55. 引っこ抜きました(本編)
「ふふ、やっと会えたわ」
騎士達に囲まれて顔を合わせた妖精は、そう婉然と微笑んだ。
ネアは、ストロベリーブロンドにこっくりとした深みのある黄色の瞳が美しい女性の妖精からの優しい微笑みを向けられ、思っていたのと随分と様子が違うぞと目を瞬く。
黄菊の魔物や黎明のシーの時のような会話になるのだと思っていたが、目の前の美しい女性は、ネアの瞳を覗き込むようにして優しく微笑みかけるばかりだ。
「可愛い子、お前に会いに来たのよ。私の事を覚えていて?」
「…………い、いいえ。どこかでお会いした事があるのでしょうか…………」
「まぁ、覚えていないの?けれど、覚えていなくても仕方ないわね。お前はまだ小さかったし、人間は薄情な生き物ですもの」
(あ、………………)
そんな一言で、これは嘘なのだと理解する。
こんな風に優しく微笑んでその嘘を並べるのだとしたら、この妖精はネアが思っていたよりも厄介な相手かもしれない。
けれどもここはまだ、門のこちら側とあちら側だ。
許されない者が入り込む事は出来ないのだと自分に言い聞かせ、ネアは凡庸な表情がひび割れないようにする。

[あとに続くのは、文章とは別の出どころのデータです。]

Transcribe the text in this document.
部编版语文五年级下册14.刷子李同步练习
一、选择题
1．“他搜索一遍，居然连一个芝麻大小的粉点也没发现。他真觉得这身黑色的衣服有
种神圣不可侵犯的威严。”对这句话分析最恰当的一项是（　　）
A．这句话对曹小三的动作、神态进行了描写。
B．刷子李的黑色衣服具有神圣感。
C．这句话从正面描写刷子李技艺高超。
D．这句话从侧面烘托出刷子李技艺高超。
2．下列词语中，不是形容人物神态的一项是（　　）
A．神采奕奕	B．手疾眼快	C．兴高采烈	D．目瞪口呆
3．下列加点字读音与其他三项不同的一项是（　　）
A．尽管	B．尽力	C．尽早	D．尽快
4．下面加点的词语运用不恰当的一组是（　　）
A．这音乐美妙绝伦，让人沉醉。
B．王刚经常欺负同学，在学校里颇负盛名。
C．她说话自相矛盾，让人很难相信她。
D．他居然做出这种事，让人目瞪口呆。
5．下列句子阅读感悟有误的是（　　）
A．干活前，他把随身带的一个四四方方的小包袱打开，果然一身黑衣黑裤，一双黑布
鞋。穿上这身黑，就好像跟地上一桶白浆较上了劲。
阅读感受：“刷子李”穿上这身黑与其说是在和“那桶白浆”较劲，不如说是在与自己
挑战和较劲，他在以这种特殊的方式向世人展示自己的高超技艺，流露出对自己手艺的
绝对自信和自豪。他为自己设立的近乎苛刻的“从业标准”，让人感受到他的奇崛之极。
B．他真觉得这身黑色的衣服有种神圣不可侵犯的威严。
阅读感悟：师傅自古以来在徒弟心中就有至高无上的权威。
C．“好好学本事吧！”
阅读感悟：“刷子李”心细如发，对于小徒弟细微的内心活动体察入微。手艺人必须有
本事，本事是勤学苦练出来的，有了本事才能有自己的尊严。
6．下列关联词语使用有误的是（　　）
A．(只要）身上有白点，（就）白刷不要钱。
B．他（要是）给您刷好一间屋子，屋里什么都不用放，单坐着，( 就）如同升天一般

今、ネアとこの女性との間には真夜中の魔術を鍛えた格子があり、同じ部屋の中にいながらにして隔絶されているのだ。
そのことに密かに安堵するネアの隣では、この扉を早く開けてちょうだいと悲しげに訴えた女性に、ユリメイアが深々と頭を下げていた。
さらりと揺れた銀髪が艶やかで、美しい騎士ぶりなのだが、なぜかこのユリメイアは謝罪姿が妙に様になる。

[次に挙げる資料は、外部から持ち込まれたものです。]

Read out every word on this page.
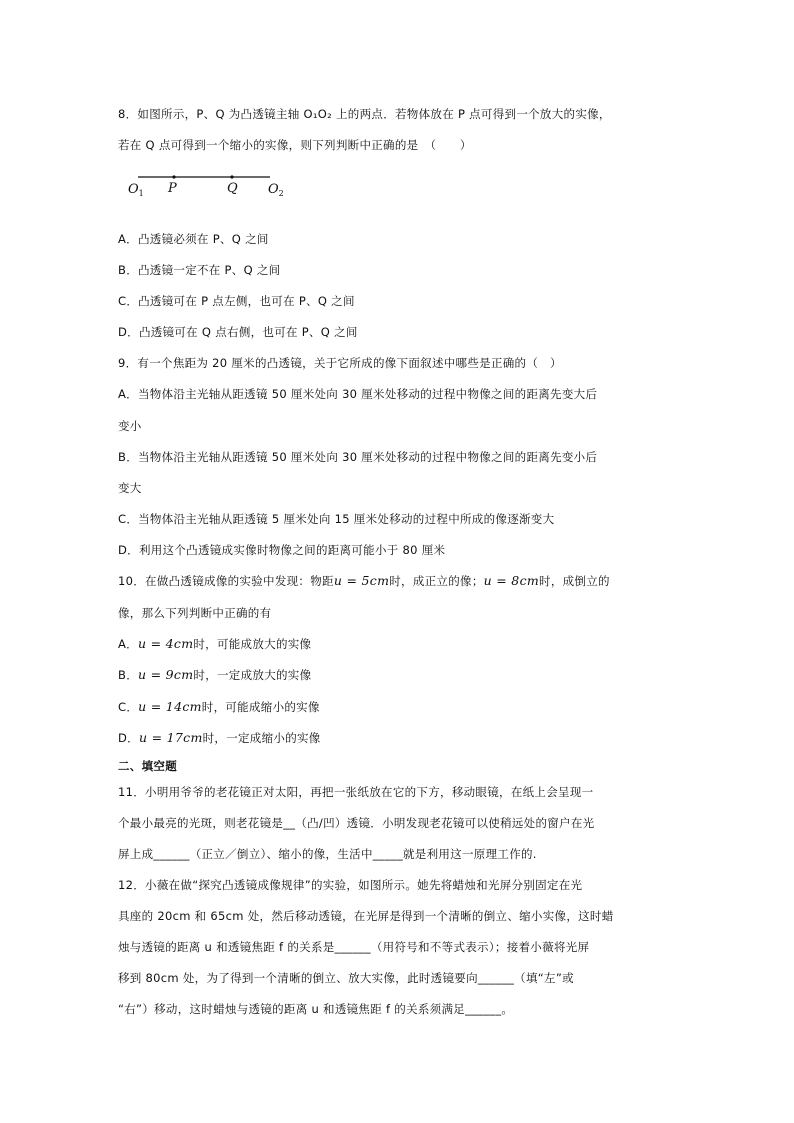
8．如图所示，P、Q 为凸透镜主轴 O₁O₂ 上的两点．若物体放在 P 点可得到一个放大的实像，
若在 Q 点可得到一个缩小的实像，则下列判断中正确的是　（　　）
$O_1$ P	Q $O_2$
A．凸透镜必须在 P、Q 之间
B．凸透镜一定不在 P、Q 之间
C．凸透镜可在 P 点左侧，也可在 P、Q 之间
D．凸透镜可在 Q 点右侧，也可在 P、Q 之间
9．有一个焦距为 20 厘米的凸透镜，关于它所成的像下面叙述中哪些是正确的（　）
A．当物体沿主光轴从距透镜 50 厘米处向 30 厘米处移动的过程中物像之间的距离先变大后
变小
B．当物体沿主光轴从距透镜 50 厘米处向 30 厘米处移动的过程中物像之间的距离先变小后
变大
C．当物体沿主光轴从距透镜 5 厘米处向 15 厘米处移动的过程中所成的像逐渐变大
D．利用这个凸透镜成实像时物像之间的距离可能小于 80 厘米
10．在做凸透镜成像的实验中发现：物距u = 5cm时，成正立的像；u = 8cm时，成倒立的
像，那么下列判断中正确的有
A．u = 4cm时，可能成放大的实像
B．u = 9cm时，一定成放大的实像
C．u = 14cm时，可能成缩小的实像
D．u = 17cm时，一定成缩小的实像
二、填空题
11．小明用爷爷的老花镜正对太阳，再把一张纸放在它的下方，移动眼镜，在纸上会呈现一
个最小最亮的光斑，则老花镜是__（凸/凹）透镜．小明发现老花镜可以使稍远处的窗户在光
屏上成______（正立／倒立）、缩小的像，生活中_____就是利用这一原理工作的.
12．小薇在做“探究凸透镜成像规律”的实验，如图所示。她先将蜡烛和光屏分别固定在光
具座的 20cm 和 65cm 处，然后移动透镜，在光屏是得到一个清晰的倒立、缩小实像，这时蜡
烛与透镜的距离 u 和透镜焦距 f 的关系是______（用符号和不等式表示）；接着小薇将光屏
移到 80cm 处，为了得到一个清晰的倒立、放大实像，此时透镜要向______（填“左”或
“右”）移动，这时蜡烛与透镜的距离 u 和透镜焦距 f 的关系须满足______。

硬質寄りな美貌を上品に曇らせる技術が素晴らしく、ほうっと溜め息を吐きたくなるくらいに優美なのだ。
「申し訳ありません。現在、この扉を開ける権限を持つ者が不在にしておりまして。夏至祭の朝のミサが終わればこちらに戻られますが、我々には魔術誓約上お開けする事は出来ないのです」
ユリメイアが、こうして敢えて前に出てくれたのには理由がある。
系譜の最上位である白百合の魔物の守護を持つ彼は、この白百合のシーだと思われる女性に最も損なわれ難い人物なのだ。
花々の妖精や精霊は、多くの場合はその花の種の系譜と各自が宿す資質の系譜の二重属性を持つのだが、白百合や白薔薇などの明確な最高位の存在がいる花の種の場合は、種族にかかわりなくそこを王として準じるのが決まりなのだとか。

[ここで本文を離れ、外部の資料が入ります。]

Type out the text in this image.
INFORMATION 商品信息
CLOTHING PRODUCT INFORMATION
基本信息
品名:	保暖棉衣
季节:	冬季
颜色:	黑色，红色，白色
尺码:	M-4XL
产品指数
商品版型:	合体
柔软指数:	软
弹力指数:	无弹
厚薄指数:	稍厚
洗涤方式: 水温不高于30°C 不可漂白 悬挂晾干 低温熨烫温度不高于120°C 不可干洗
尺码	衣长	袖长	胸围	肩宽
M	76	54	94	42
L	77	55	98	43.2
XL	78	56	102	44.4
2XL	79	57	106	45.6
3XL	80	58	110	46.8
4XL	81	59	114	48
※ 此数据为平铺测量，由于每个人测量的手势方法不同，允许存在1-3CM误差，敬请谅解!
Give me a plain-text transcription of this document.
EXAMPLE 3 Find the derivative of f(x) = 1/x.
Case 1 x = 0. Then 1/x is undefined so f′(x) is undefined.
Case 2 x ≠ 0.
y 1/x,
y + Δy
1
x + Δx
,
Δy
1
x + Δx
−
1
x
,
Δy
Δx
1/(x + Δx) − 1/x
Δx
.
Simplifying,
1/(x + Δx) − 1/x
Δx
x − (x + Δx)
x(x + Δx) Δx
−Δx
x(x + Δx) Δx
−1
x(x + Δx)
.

例えば、同じ百合の花であっても、飛び抜けた最高位の存在を持たない黄百合などは、上位の黄百合達がそれぞれに権力を持ち、特定の王を持たないとされる。
だが目の前の女性は、白百合の魔物の守護を持つユリメイアの見立てでは白百合のシーであり、そうである以上は王の守護を持つユリメイアを傷付けることは絶対に出来ないのだった。
「……………何ですって?彼女がそう望んでも、この門は開けられないというの?」
「ええ。守護を与えている契約の魔物様であればそれが可能なのですが、生憎とリーエンベルクを出られておりまして、現在は扉を開く権限のある者が誰もいないのです」
ユリメイアにそう言わせる為に、魔物達はあれこれと策をめぐらせていた。
本来なら、第五席ではあるがリーエンベルクに古くから仕える騎士であるユリメイアは、個人の判断で通用門を開く資格を持つ騎士だ。
だがそんな彼に対し、まずはディノが、今回の訪問者の前でのみ自分が許さなければ門を開く資格を失うという誓約を交わし、そのディノは現在、門の外側に出ている。
可動域の足りないネアは元々門を開く資格を付与されていないので、この門越しの面会の部屋には門を開けてリーエンベルクの敷地内に訪問者を招き入れられる者は誰もいなくなるという仕組みであった。
勿論、ディノが離れていても、ネアの隣にはひっそりアルテアが控えているので不用心ではない。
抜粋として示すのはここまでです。